To get all that, you need your own server. Ideally a home server, but many ISP forbid you to send e-mail at all (they close port 25). The next best thing is a remote virtual machine with root access. Either way, good luck installing Postfix and Dovecot. I have, and there's no way the "average user" could do the same.

So, of course you don't use an e-mail client.



>many ISP forbid you to send e-mail at all (they close port 25).

Can anyone name an ISP that forbids their customers from using SMTP to send mail?

My guess is that the person I'm quoting is confused by the longstanding spam-control measure in which the ISP requires the outgoing mail to go through a mail server designated by (and usually run by) the ISP rather than going directly to the recipient's mail server.

But if I'm wrong about that, I want to know!


I'm not confused, and know exactly what you are talking about.

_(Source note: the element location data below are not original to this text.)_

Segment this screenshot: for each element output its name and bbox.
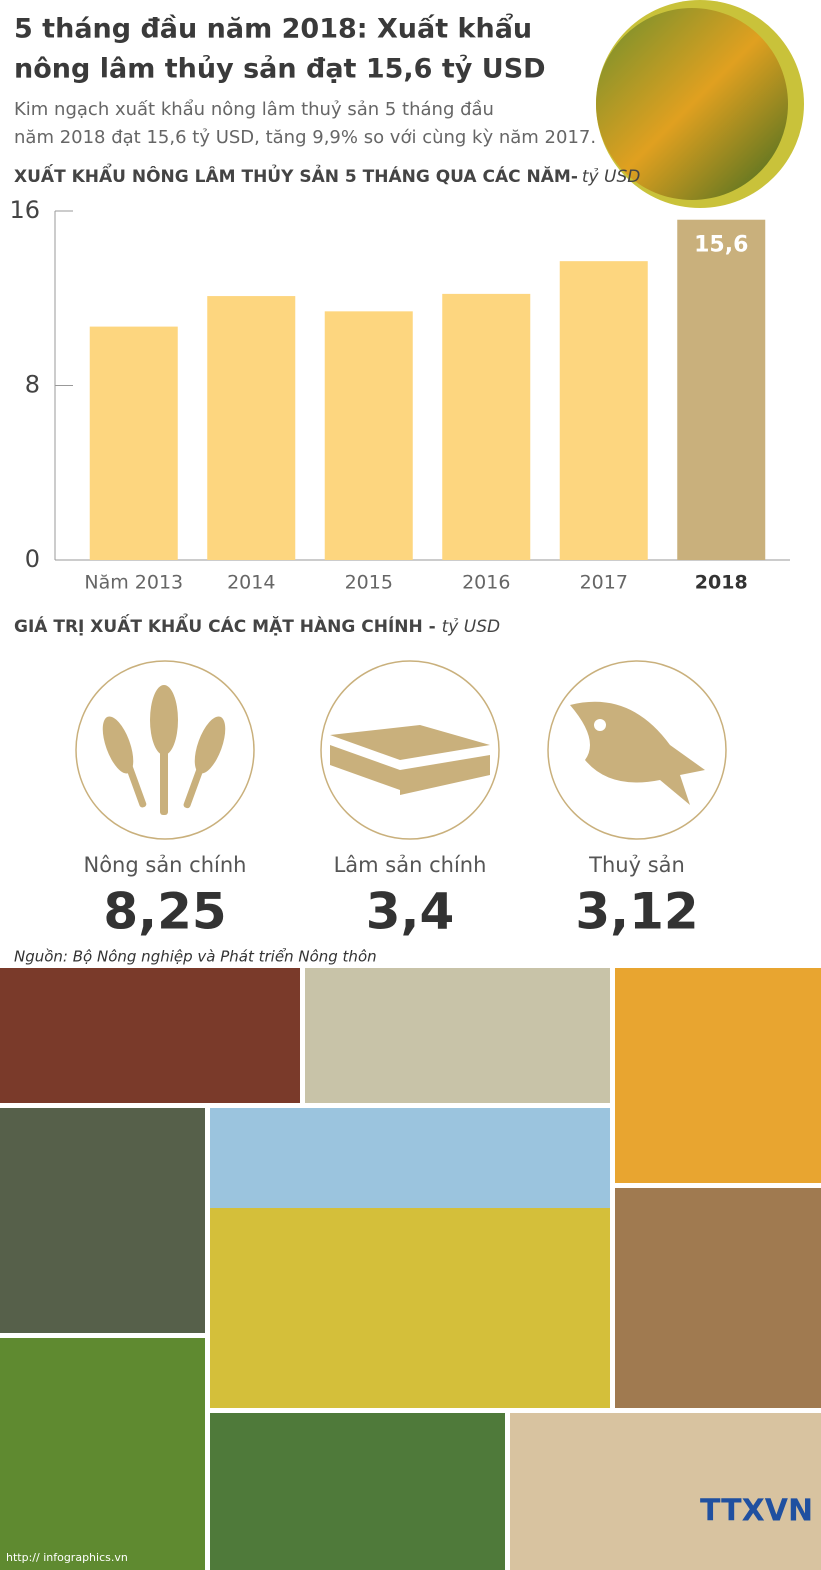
photo	[615, 968, 821, 1183]
bar-chart: 0 8 16 Năm 2013 2014 2015 2016 2017 2018 15,6	[9, 196, 790, 594]
bar	[677, 219, 766, 560]
icon-circle	[320, 660, 500, 840]
photo	[305, 968, 610, 1103]
intro: năm 2018 đạt 15,6 tỷ USD, tăng 9,9% so v…	[14, 127, 596, 148]
bar	[89, 326, 178, 560]
photo	[210, 1208, 610, 1408]
product-label: Thuỷ sản	[588, 853, 685, 877]
section-unit: tỷ USD	[442, 617, 500, 637]
photo	[0, 968, 300, 1103]
photo	[510, 1413, 821, 1570]
icon-circle	[547, 660, 727, 840]
chart-title: XUẤT KHẨU NÔNG LÂM THỦY SẢN 5 THÁNG QUA …	[14, 162, 640, 187]
icon-fish	[570, 701, 705, 805]
product-value: 3,12	[575, 883, 698, 941]
chart-unit: tỷ USD	[582, 167, 640, 187]
title: nông lâm thủy sản đạt 15,6 tỷ USD	[14, 54, 546, 85]
y-tick-label: 8	[25, 371, 40, 399]
icon-circle	[75, 660, 255, 840]
section-title: GIÁ TRỊ XUẤT KHẨU CÁC MẶT HÀNG CHÍNH - t…	[14, 612, 500, 637]
product-label: Lâm sản chính	[334, 853, 487, 877]
product-label: Nông sản chính	[84, 853, 247, 877]
product-value: 8,25	[103, 883, 226, 941]
x-tick-label: Năm 2013	[84, 572, 183, 594]
photo	[0, 1108, 205, 1333]
footer-url: http:// infographics.vn	[6, 1551, 128, 1564]
products: Nông sản chính 8,25 Lâm sản chính 3,4 Thuỷ s…	[75, 660, 727, 941]
bar	[442, 293, 531, 560]
photo	[0, 1338, 205, 1570]
icon-pallet	[330, 725, 490, 795]
bar	[324, 311, 413, 560]
x-tick-label: 2016	[462, 572, 510, 594]
x-tick-label: 2017	[580, 572, 628, 594]
value-label: 15,6	[694, 233, 748, 258]
x-tick-label: 2018	[695, 572, 748, 594]
x-tick-label: 2015	[345, 572, 393, 594]
icon-wheat	[102, 685, 226, 815]
logo: TTXVN	[700, 1494, 813, 1529]
x-tick-label: 2014	[227, 572, 275, 594]
product-value: 3,4	[366, 883, 455, 941]
y-tick-label: 0	[25, 545, 40, 573]
photo	[615, 1188, 821, 1408]
chart-title-text: XUẤT KHẨU NÔNG LÂM THỦY SẢN 5 THÁNG QUA …	[14, 162, 578, 187]
bar	[207, 296, 296, 560]
source: Nguồn: Bộ Nông nghiệp và Phát triển Nông…	[14, 948, 377, 966]
bar	[559, 261, 648, 560]
section-title-text: GIÁ TRỊ XUẤT KHẨU CÁC MẶT HÀNG CHÍNH -	[14, 612, 442, 637]
photo-grid	[0, 968, 821, 1570]
photo	[210, 1108, 610, 1208]
title: 5 tháng đầu năm 2018: Xuất khẩu	[14, 12, 532, 45]
photo-collage	[596, 8, 788, 200]
intro: Kim ngạch xuất khẩu nông lâm thuỷ sản 5 …	[14, 99, 494, 120]
photo	[210, 1413, 505, 1570]
y-tick-label: 16	[9, 196, 40, 224]
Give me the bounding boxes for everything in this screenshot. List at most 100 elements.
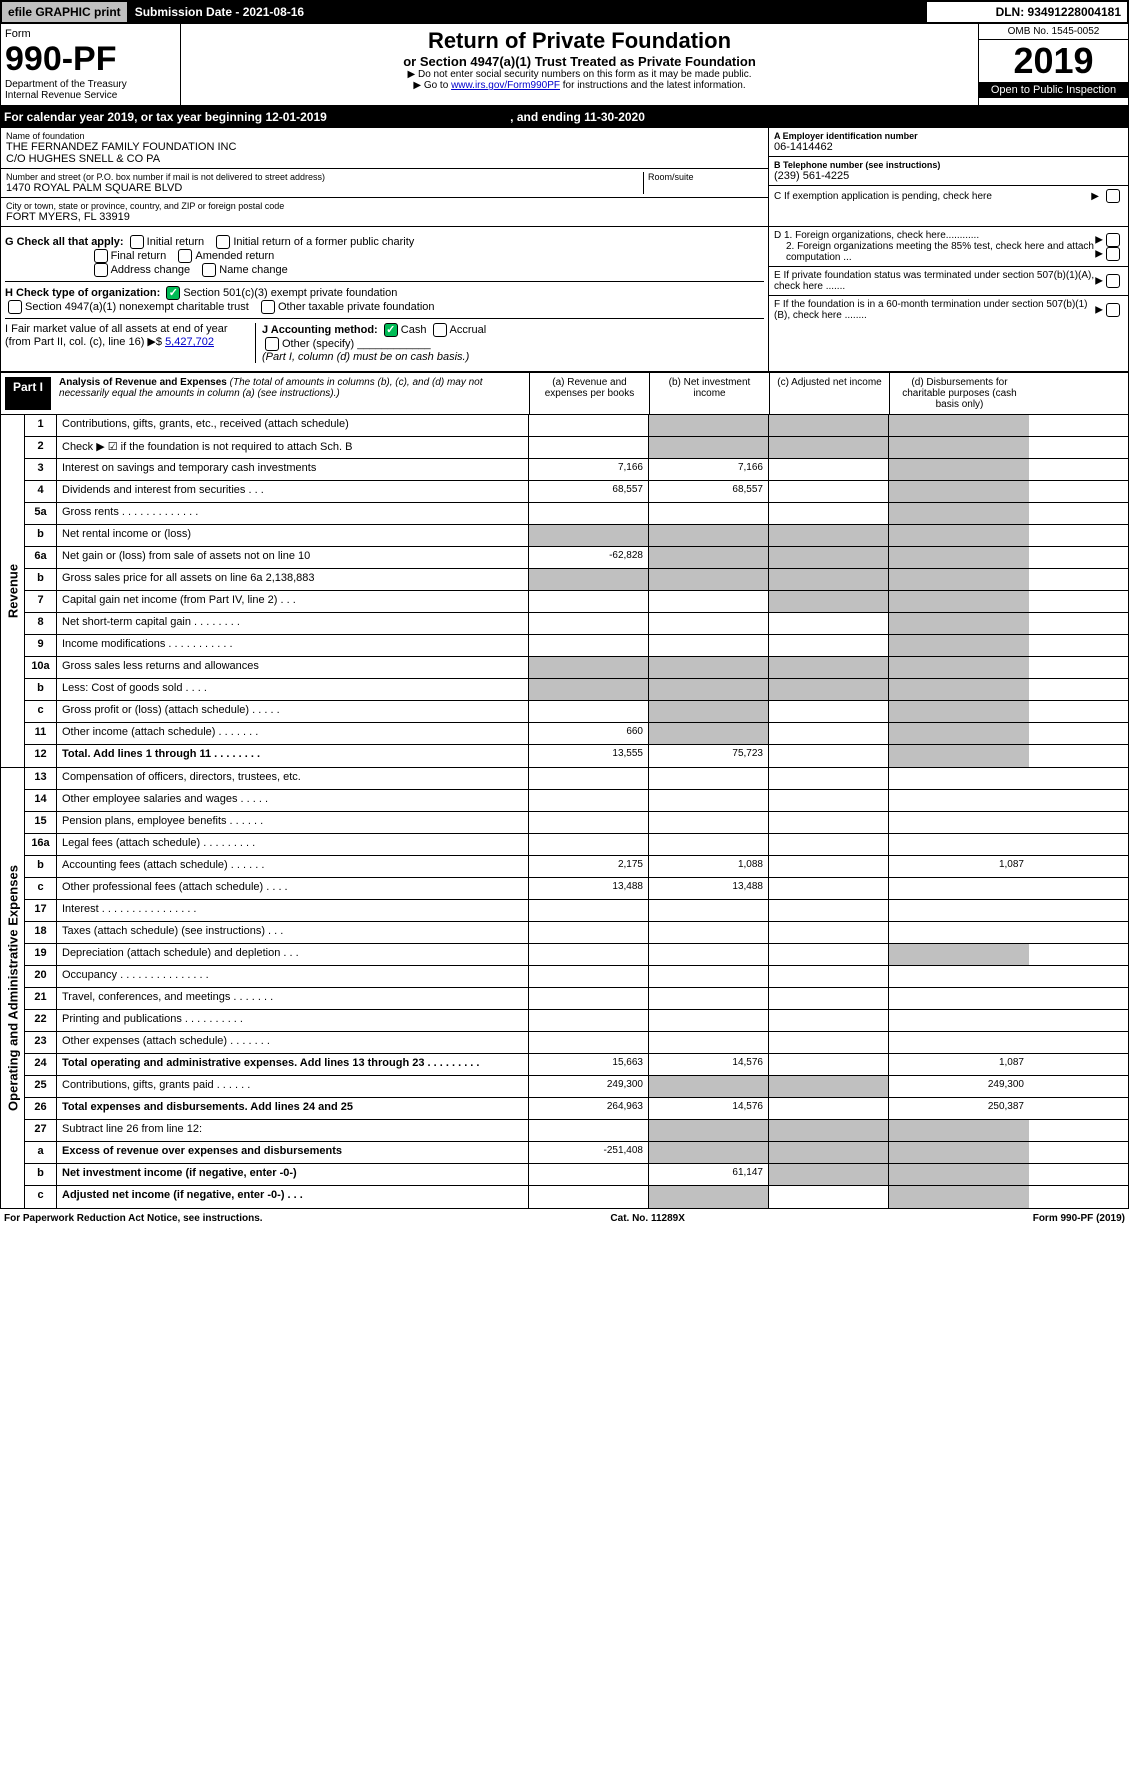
cell-c bbox=[769, 1186, 889, 1208]
row-num: c bbox=[25, 878, 57, 899]
row-desc: Occupancy . . . . . . . . . . . . . . . bbox=[57, 966, 529, 987]
ein-label: A Employer identification number bbox=[774, 131, 1123, 141]
4947a1-checkbox[interactable] bbox=[8, 300, 22, 314]
part1-label: Part I bbox=[5, 377, 51, 410]
row-num: 24 bbox=[25, 1054, 57, 1075]
cell-d bbox=[889, 1186, 1029, 1208]
omb-number: OMB No. 1545-0052 bbox=[979, 24, 1128, 40]
501c3-checkbox[interactable]: ✓ bbox=[166, 286, 180, 300]
other-taxable-checkbox[interactable] bbox=[261, 300, 275, 314]
cell-a bbox=[529, 900, 649, 921]
initial-former-checkbox[interactable] bbox=[216, 235, 230, 249]
accrual-checkbox[interactable] bbox=[433, 323, 447, 337]
e-checkbox[interactable] bbox=[1106, 274, 1120, 288]
cell-b bbox=[649, 701, 769, 722]
row-num: 11 bbox=[25, 723, 57, 744]
cell-c bbox=[769, 1076, 889, 1097]
cell-b: 68,557 bbox=[649, 481, 769, 502]
col-a-header: (a) Revenue and expenses per books bbox=[529, 373, 649, 414]
cell-d bbox=[889, 547, 1029, 568]
cell-d bbox=[889, 745, 1029, 767]
cash-checkbox[interactable]: ✓ bbox=[384, 323, 398, 337]
row-num: 10a bbox=[25, 657, 57, 678]
table-row: 4Dividends and interest from securities … bbox=[25, 481, 1128, 503]
amended-return-checkbox[interactable] bbox=[178, 249, 192, 263]
row-num: 27 bbox=[25, 1120, 57, 1141]
row-num: 14 bbox=[25, 790, 57, 811]
d2-checkbox[interactable] bbox=[1106, 247, 1120, 261]
cell-a bbox=[529, 503, 649, 524]
cell-a bbox=[529, 569, 649, 590]
cell-c bbox=[769, 657, 889, 678]
cell-a bbox=[529, 613, 649, 634]
row-num: c bbox=[25, 701, 57, 722]
d1-checkbox[interactable] bbox=[1106, 233, 1120, 247]
table-row: 25Contributions, gifts, grants paid . . … bbox=[25, 1076, 1128, 1098]
cell-c bbox=[769, 503, 889, 524]
cell-a bbox=[529, 415, 649, 436]
exemption-checkbox[interactable] bbox=[1106, 189, 1120, 203]
f-checkbox[interactable] bbox=[1106, 303, 1120, 317]
address-change-checkbox[interactable] bbox=[94, 263, 108, 277]
table-row: 19Depreciation (attach schedule) and dep… bbox=[25, 944, 1128, 966]
open-inspection: Open to Public Inspection bbox=[979, 82, 1128, 98]
row-num: 9 bbox=[25, 635, 57, 656]
identity-block: Name of foundation THE FERNANDEZ FAMILY … bbox=[0, 128, 1129, 227]
table-row: 2Check ▶ ☑ if the foundation is not requ… bbox=[25, 437, 1128, 459]
initial-return-checkbox[interactable] bbox=[130, 235, 144, 249]
table-row: bNet investment income (if negative, ent… bbox=[25, 1164, 1128, 1186]
cell-a: 13,488 bbox=[529, 878, 649, 899]
cell-c bbox=[769, 1164, 889, 1185]
cell-c bbox=[769, 856, 889, 877]
cell-c bbox=[769, 878, 889, 899]
row-num: 17 bbox=[25, 900, 57, 921]
row-desc: Excess of revenue over expenses and disb… bbox=[57, 1142, 529, 1163]
table-row: 27Subtract line 26 from line 12: bbox=[25, 1120, 1128, 1142]
foundation-co: C/O HUGHES SNELL & CO PA bbox=[6, 153, 763, 165]
cell-c bbox=[769, 547, 889, 568]
row-desc: Total. Add lines 1 through 11 . . . . . … bbox=[57, 745, 529, 767]
final-return-checkbox[interactable] bbox=[94, 249, 108, 263]
cell-d bbox=[889, 900, 1029, 921]
row-num: 20 bbox=[25, 966, 57, 987]
row-num: 2 bbox=[25, 437, 57, 458]
form-footer: Form 990-PF (2019) bbox=[1033, 1213, 1125, 1224]
table-row: aExcess of revenue over expenses and dis… bbox=[25, 1142, 1128, 1164]
addr-label: Number and street (or P.O. box number if… bbox=[6, 172, 643, 182]
tax-year: 2019 bbox=[979, 40, 1128, 82]
row-desc: Compensation of officers, directors, tru… bbox=[57, 768, 529, 789]
row-desc: Gross rents . . . . . . . . . . . . . bbox=[57, 503, 529, 524]
cell-d bbox=[889, 415, 1029, 436]
cell-a bbox=[529, 922, 649, 943]
row-desc: Gross sales less returns and allowances bbox=[57, 657, 529, 678]
cell-a bbox=[529, 701, 649, 722]
note-ssn: ▶ Do not enter social security numbers o… bbox=[185, 69, 974, 80]
other-method-checkbox[interactable] bbox=[265, 337, 279, 351]
row-desc: Interest on savings and temporary cash i… bbox=[57, 459, 529, 480]
fmv-link[interactable]: 5,427,702 bbox=[165, 336, 214, 348]
row-desc: Gross sales price for all assets on line… bbox=[57, 569, 529, 590]
row-desc: Contributions, gifts, grants, etc., rece… bbox=[57, 415, 529, 436]
foundation-name: THE FERNANDEZ FAMILY FOUNDATION INC bbox=[6, 141, 763, 153]
table-row: 14Other employee salaries and wages . . … bbox=[25, 790, 1128, 812]
row-num: 1 bbox=[25, 415, 57, 436]
cell-a bbox=[529, 1164, 649, 1185]
table-row: 18Taxes (attach schedule) (see instructi… bbox=[25, 922, 1128, 944]
table-row: 16aLegal fees (attach schedule) . . . . … bbox=[25, 834, 1128, 856]
row-desc: Contributions, gifts, grants paid . . . … bbox=[57, 1076, 529, 1097]
table-row: 21Travel, conferences, and meetings . . … bbox=[25, 988, 1128, 1010]
cell-c bbox=[769, 1120, 889, 1141]
row-desc: Check ▶ ☑ if the foundation is not requi… bbox=[57, 437, 529, 458]
top-bar: efile GRAPHIC print Submission Date - 20… bbox=[0, 0, 1129, 24]
efile-label: efile GRAPHIC print bbox=[2, 2, 129, 22]
cell-a bbox=[529, 1032, 649, 1053]
name-change-checkbox[interactable] bbox=[202, 263, 216, 277]
cell-d: 249,300 bbox=[889, 1076, 1029, 1097]
dln: DLN: 93491228004181 bbox=[927, 2, 1127, 22]
cell-a bbox=[529, 768, 649, 789]
row-desc: Printing and publications . . . . . . . … bbox=[57, 1010, 529, 1031]
irs-link[interactable]: www.irs.gov/Form990PF bbox=[451, 80, 560, 91]
cell-d bbox=[889, 944, 1029, 965]
cell-d: 1,087 bbox=[889, 856, 1029, 877]
table-row: 11Other income (attach schedule) . . . .… bbox=[25, 723, 1128, 745]
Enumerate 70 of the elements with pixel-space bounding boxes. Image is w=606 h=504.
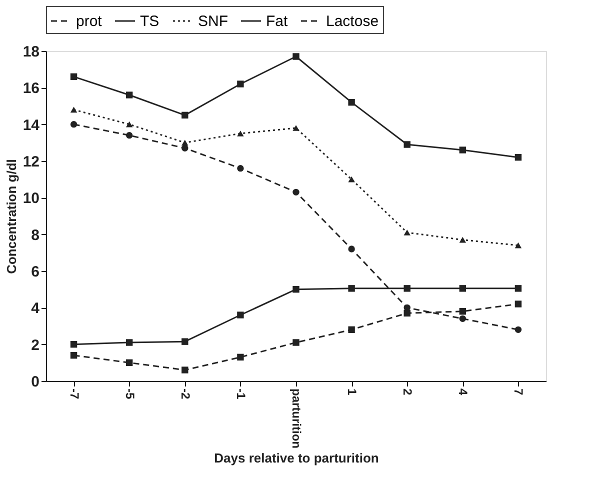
- point: [348, 326, 355, 334]
- point: [514, 326, 522, 334]
- point: [292, 339, 300, 346]
- point: [348, 176, 355, 182]
- point: [348, 98, 355, 106]
- point: [182, 366, 188, 374]
- x-tick-label: 1: [345, 388, 360, 396]
- point: [182, 338, 188, 345]
- point: [404, 141, 410, 148]
- x-tick-label: parturition: [290, 388, 304, 448]
- y-tick-label: 14: [22, 116, 40, 134]
- point: [459, 315, 466, 322]
- point: [459, 308, 466, 315]
- y-tick-label: 10: [22, 190, 40, 208]
- y-tick-label: 0: [31, 374, 40, 390]
- point: [126, 132, 133, 139]
- point: [292, 188, 300, 196]
- point: [292, 286, 300, 293]
- point: [348, 246, 355, 252]
- y-tick-label: 12: [22, 154, 40, 170]
- x-tick-label: -2: [178, 388, 192, 400]
- point: [514, 300, 522, 308]
- point: [514, 285, 522, 292]
- legend-label: prot: [76, 13, 103, 30]
- point: [70, 73, 78, 80]
- point: [70, 352, 78, 359]
- point: [404, 285, 410, 292]
- legend-label: TS: [140, 13, 160, 30]
- legend-label: Lactose: [326, 13, 379, 30]
- point: [292, 53, 300, 60]
- point: [237, 164, 244, 172]
- point: [459, 236, 466, 243]
- y-tick-label: 2: [31, 336, 40, 354]
- x-tick-label: -1: [234, 388, 248, 400]
- point: [237, 130, 244, 136]
- x-axis-title: Days relative to parturition: [214, 450, 379, 466]
- legend-label: SNF: [198, 13, 228, 30]
- x-tick-label: 7: [512, 388, 526, 396]
- y-axis-title: Concentration g/dl: [4, 159, 19, 274]
- point: [237, 312, 244, 318]
- point: [348, 285, 355, 292]
- x-tick-label: 2: [400, 388, 415, 396]
- point: [514, 154, 522, 161]
- x-tick-label: -5: [122, 388, 137, 400]
- point: [182, 140, 188, 146]
- point: [404, 310, 410, 317]
- y-tick-label: 6: [31, 264, 40, 280]
- point: [514, 242, 522, 248]
- point: [70, 106, 78, 113]
- x-tick-label: 4: [456, 388, 470, 396]
- point: [126, 359, 133, 366]
- point: [237, 354, 244, 361]
- point: [126, 121, 133, 128]
- y-tick-label: 8: [31, 226, 40, 244]
- y-tick-label: 16: [22, 80, 40, 98]
- y-tick-label: 4: [31, 300, 40, 318]
- point: [126, 92, 133, 98]
- point: [459, 285, 466, 292]
- point: [70, 120, 78, 128]
- point: [459, 146, 466, 154]
- legend-label: Fat: [266, 13, 289, 30]
- x-tick-label: -7: [67, 388, 82, 400]
- point: [404, 230, 410, 236]
- point: [237, 80, 244, 88]
- y-tick-label: 18: [22, 44, 40, 60]
- point: [182, 144, 188, 152]
- point: [70, 340, 78, 348]
- point: [182, 112, 188, 119]
- point: [126, 339, 133, 346]
- point: [292, 125, 300, 131]
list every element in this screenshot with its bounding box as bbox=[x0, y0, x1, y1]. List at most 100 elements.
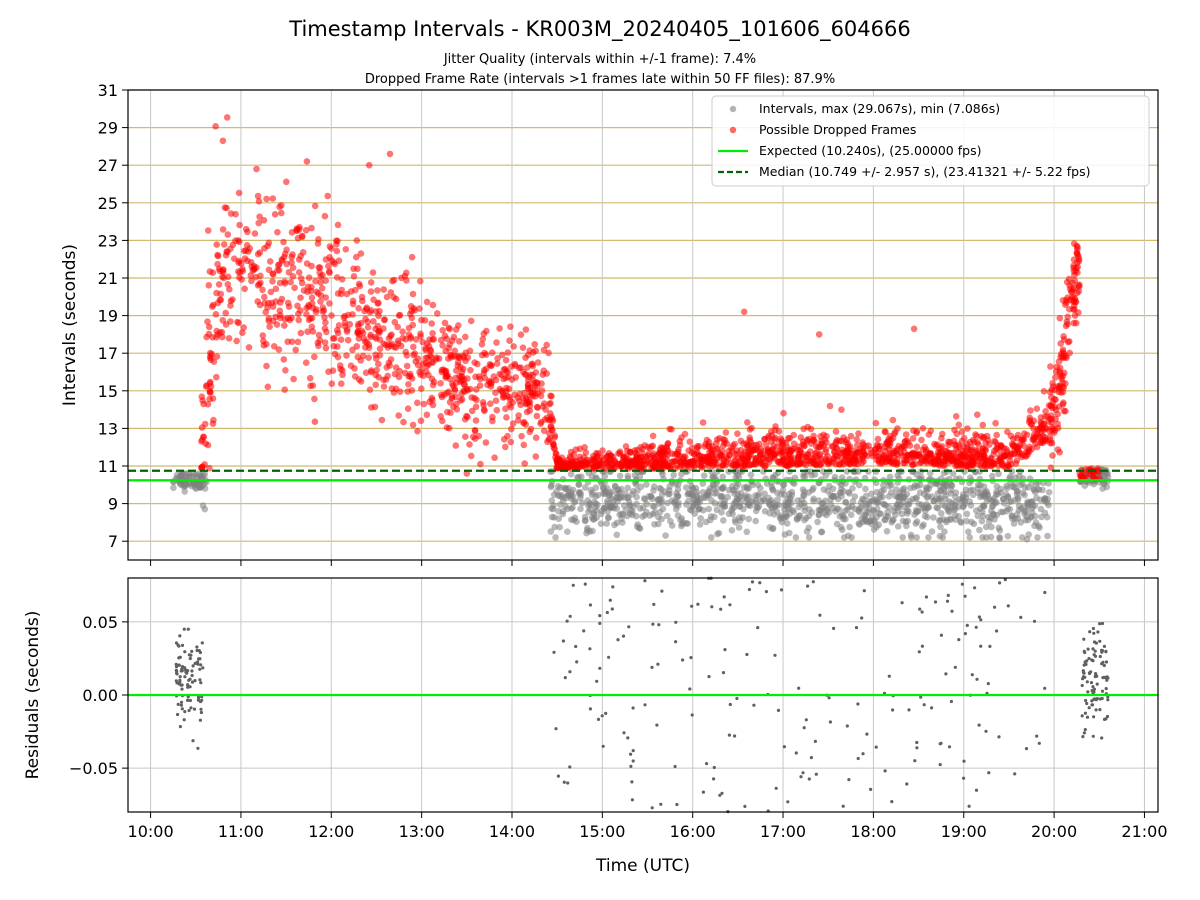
dropped-frame-point bbox=[966, 461, 974, 468]
residual-point bbox=[177, 644, 181, 648]
dropped-frame-point bbox=[198, 393, 206, 401]
residual-point bbox=[180, 687, 184, 691]
interval-point bbox=[868, 490, 875, 498]
dropped-frame-point bbox=[366, 386, 374, 394]
interval-point bbox=[995, 470, 1002, 478]
residual-point bbox=[622, 731, 626, 735]
dropped-frame-point bbox=[388, 340, 396, 348]
dropped-frame-point bbox=[461, 388, 468, 395]
dropped-frame-point bbox=[1064, 313, 1071, 321]
interval-point bbox=[634, 523, 641, 531]
dropped-frame-point bbox=[442, 374, 449, 381]
interval-point bbox=[925, 534, 932, 541]
dropped-frame-point bbox=[817, 455, 825, 463]
residual-point bbox=[1102, 663, 1106, 668]
interval-point bbox=[548, 497, 556, 504]
dropped-frame-point bbox=[238, 276, 245, 283]
dropped-frame-point bbox=[757, 459, 764, 466]
dropped-frame-point bbox=[524, 351, 532, 359]
dropped-frame-point bbox=[254, 250, 262, 258]
residual-point bbox=[1092, 715, 1096, 719]
interval-point bbox=[947, 486, 955, 494]
residual-point bbox=[1102, 717, 1107, 722]
dropped-frame-point bbox=[960, 434, 968, 442]
dropped-frame-point bbox=[391, 370, 399, 378]
interval-point bbox=[846, 490, 853, 497]
dropped-frame-point bbox=[853, 436, 860, 443]
interval-point bbox=[805, 512, 813, 520]
dropped-frame-point bbox=[1000, 444, 1008, 452]
dropped-frame-point bbox=[218, 328, 226, 336]
dropped-frame-point bbox=[1087, 468, 1095, 476]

Call it pedantic, but yes, they do forbid you to send e-mails. Instead, they force you to ask them to send e-mail for you (that's how SMTP relays work). They're not completely forbidding you to use SMTP, but they do require that you go through their servers. That's quite the restricted SMTP usage.

The snail mail equivalent would be to forbid you to ship your mail yourself. Instead you have to give it to the official postal services so they can ship the mail.

Why would they do that? I see only one reason: they want to control your mail. They look at the destination, and maybe decide they won't ship the mail after all. They look at how much mail you send out, and maybe they won't send more than a dozen per day. They may open the mail (or otherwise X-ray it), and take "appropriate" action depending on the content, including not shipping it, building a customer profile of you and your recipients, writing your name on some black list, or archive the mail, just in case.

Spam mitigation? That's just a pretext they use to snoop over your private communications. (Or, more accurately, control their network. They will always push for more corporate control, that's what corporations do.)

Of course, you can bypass the limitation by using HTTP to ask another big corporation to send your mail. And receive and store your mail too. And deeply analyse it so they can show you customized banners. And give it to the authorities whenever they ask for it…

Such an Orwellian nightmare would never fly in the physical world. In the digital one however, they can capitalize on people's ignorance.